Nachdem diese erste Aufgabe erledigt ist, gelangen die zehn Frauen weit nach Osten, bis hinter
Warschau. Es gilt, der Menschlichkeit wieder ihren Stellenwert zu geben. Die kleine Gruppe der
L‘escadron bleu ist unermüdlich auf Achse, angeführt von Madeleine Pauliac. Zu ihr gehören fünf
Krankenschwestern sowie fünf Sanitäterinnen mit Fahrerlaubnis. Die jungen Frauen haben Erfahrung
in der Résistance und an der Front gesammelt. Die schockierenden Bilder, die sie nun sehen,
übertreffen alles bisher Gesehene. Für ihre Fahrt nach Osten haben sie fünf Ambulanzfahrzeuge
vom Typ Austin, ein Geschenk aus England. Die blauen Uniformen stammen von US-Boys der
Army, deshalb der Name „bleu“. Viele der rückkehrwilligen Franzosen im Osten flüchten aus Lagern
nach Warschau, um von dort nach Westen zu gelangen. Viele sind zu schwach, um die Rückreise
alleine antreten zu können. Viele der schwerkranken Franzosen werden hierher transportiert und
erstversorgt, bevor sie dann per Flugzeug und Zug nach Frankreich gebracht werden können. Rund
300.000 Personen sind betroffen. Der Film zeigt das Gebäude, welches man heute noch in dem
damaligen Originalzustand antreffen kann.

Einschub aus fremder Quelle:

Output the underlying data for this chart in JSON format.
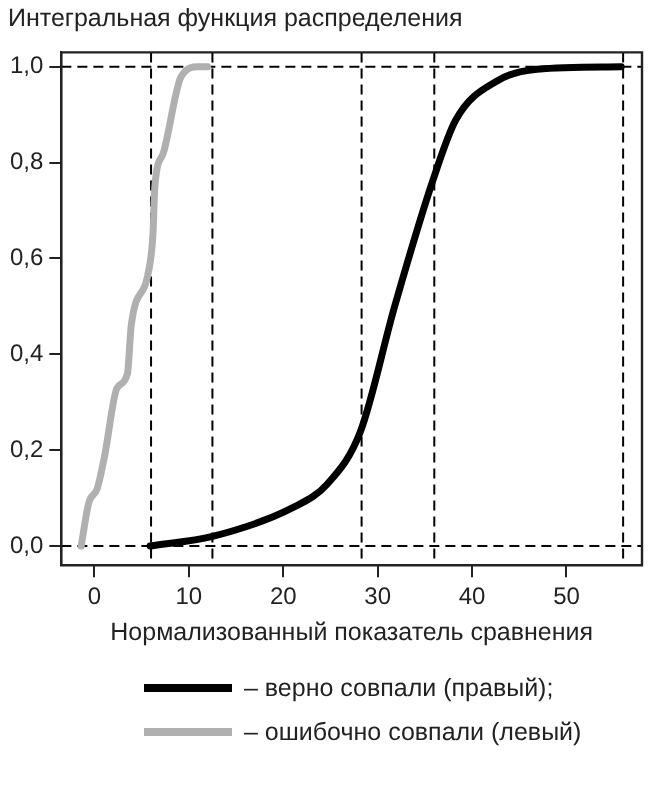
{
  "chart_data": {
    "type": "line",
    "ylabel": "Интегральная функция распределения",
    "xlabel": "Нормализованный показатель сравнения",
    "xlim": [
      -3.5,
      58
    ],
    "ylim": [
      -0.04,
      1.03
    ],
    "xticks": [
      0,
      10,
      20,
      30,
      40,
      50
    ],
    "yticks": [
      {
        "value": 0,
        "label": "0,0"
      },
      {
        "value": 0.2,
        "label": "0,2"
      },
      {
        "value": 0.4,
        "label": "0,4"
      },
      {
        "value": 0.6,
        "label": "0,6"
      },
      {
        "value": 0.8,
        "label": "0,8"
      },
      {
        "value": 1,
        "label": "1,0"
      }
    ],
    "series": [
      {
        "name": "– верно совпали (правый);",
        "color": "#000000",
        "x": [
          5.9,
          12.5,
          21,
          24.7,
          28.2,
          31.8,
          35.8,
          38.3,
          42.6,
          46.9,
          55.8
        ],
        "values": [
          0,
          0.02,
          0.08,
          0.13,
          0.24,
          0.5,
          0.76,
          0.89,
          0.97,
          0.995,
          1
        ]
      },
      {
        "name": "– ошибочно совпали (левый)",
        "color": "#b0b0b0",
        "x": [
          -1.4,
          -0.6,
          0.3,
          1.1,
          2.4,
          3.5,
          3.9,
          5.7,
          6.2,
          6.4,
          7.3,
          9.2,
          11,
          12
        ],
        "values": [
          0,
          0.09,
          0.12,
          0.19,
          0.33,
          0.36,
          0.46,
          0.57,
          0.65,
          0.75,
          0.82,
          0.98,
          1,
          1
        ]
      }
    ],
    "ref_lines": [
      {
        "axis": "x",
        "value": 6,
        "line_style": "dashed",
        "color": "#000000"
      },
      {
        "axis": "x",
        "value": 12.5,
        "line_style": "dashed",
        "color": "#000000"
      },
      {
        "axis": "x",
        "value": 28.3,
        "line_style": "dashed",
        "color": "#000000"
      },
      {
        "axis": "x",
        "value": 36,
        "line_style": "dashed",
        "color": "#000000"
      },
      {
        "axis": "x",
        "value": 56,
        "line_style": "dashed",
        "color": "#000000"
      },
      {
        "axis": "y",
        "value": 0,
        "line_style": "dashed",
        "color": "#000000"
      },
      {
        "axis": "y",
        "value": 1,
        "line_style": "dashed",
        "color": "#000000"
      }
    ],
    "grid": false,
    "legend": "bottom",
    "marker": "none",
    "line_style": "solid"
  }
}
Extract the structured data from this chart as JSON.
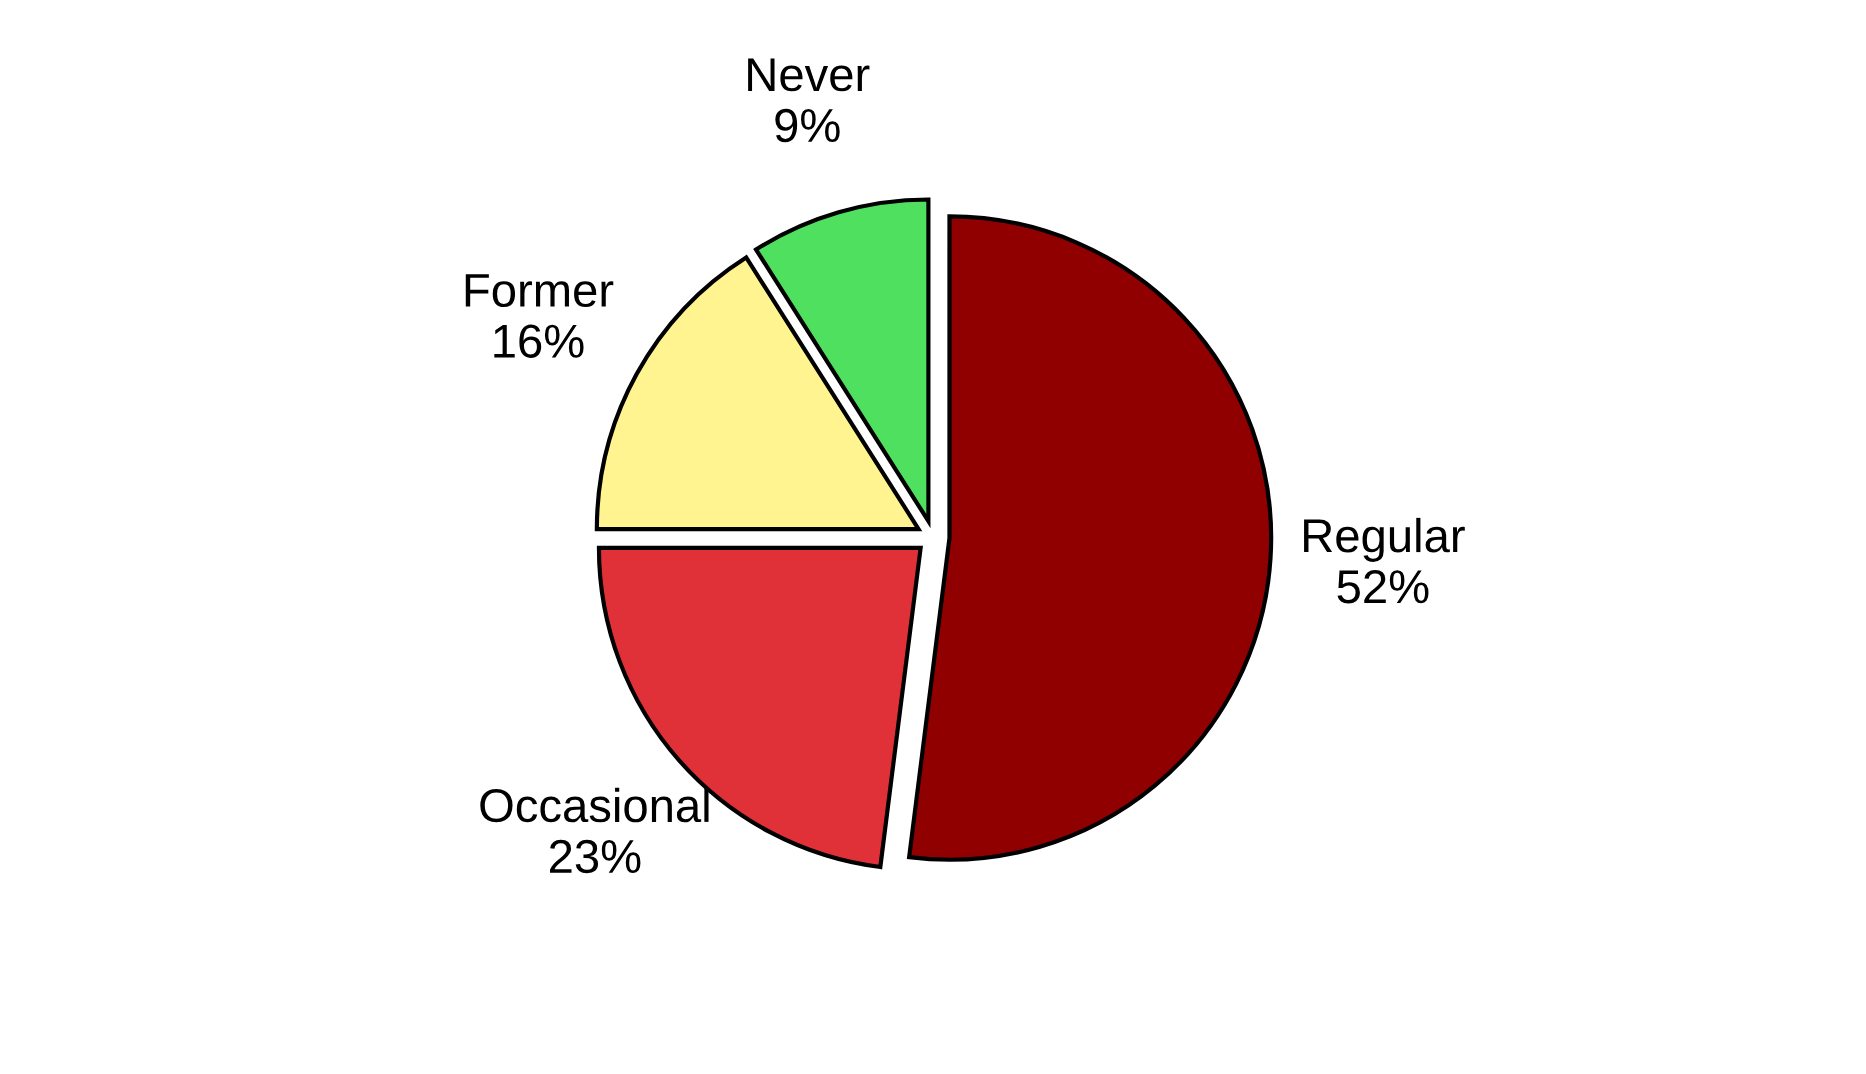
{
  "chart_data": {
    "type": "pie",
    "categories": [
      "Regular",
      "Occasional",
      "Former",
      "Never"
    ],
    "values": [
      52,
      23,
      16,
      9
    ],
    "value_labels": [
      "52%",
      "23%",
      "16%",
      "9%"
    ],
    "colors": [
      "#900000",
      "#e03038",
      "#fff490",
      "#50e060"
    ]
  }
}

Pauliac und ihr Geschwader helfen nicht nur den Franzosen. In Danzig und rund um Warschau sind
Nonnen in Klöstern von deutschen Soldaten wie auch von Rotarmisten überfallen und vergewaltigt
worden. Einige sterben, viele werden schwanger. Madeleine Pauliac hilft ihnen heimlich bei der
Niederkunft, kümmert sich um die Neugeborenen und gründet in einem Kloster ein Waisenhaus,
auch für polnische Kinder. So können die Nonnen ihre Babys bei sich behalten. 24 Kinder vermittelt
Pauliac zur Adoption nach Frankreich und lässt sie ausfliegen. Für diese unparteiliche Hilfe bekommt
Pauliac später den höchsten Rotkreuz-Orden des polnischen Roten Kreuzes.
Der Film basiert auf den Recherchen des Autoren und Koproduzenten Philippe Maynial. Emmanuelle
Nobécourts 52-minütiger Dokumentarfilm von 2020 ist ein eindrucksvolles Porträt weiblicher
Solidarität und Willensstärke. Es ist eine faszinierende, berührende Erzählung, ergänzt durch Archivaufnahmen,
Fotos und schriftliche Berichte der Protagonistinnen. Er zeigt, was es bis in die Gegenwart
bedeutet, die Werte des Roten Kreuzes zu leben.
Der Film kann über das DRK-Generalsekretariat für Ausbildungszwecke bezogen werden. Für die
Konventionsarbeit innerhalb des Roten Kreuzes ist der Film ein hervorragendes Medium, um den
Auftrag der Verbreitung der Grundsätze und des humanitären Völkerrechts zu erfüllen. Auch für die
DRK-Schwesternschaft ist dieser Film ein lehrreiches Dokument weiblichen Engagements. Dem
Film ist innerhalb des Roten Kreuzes in Deutschland eine weite Verbreitung zu wünschen.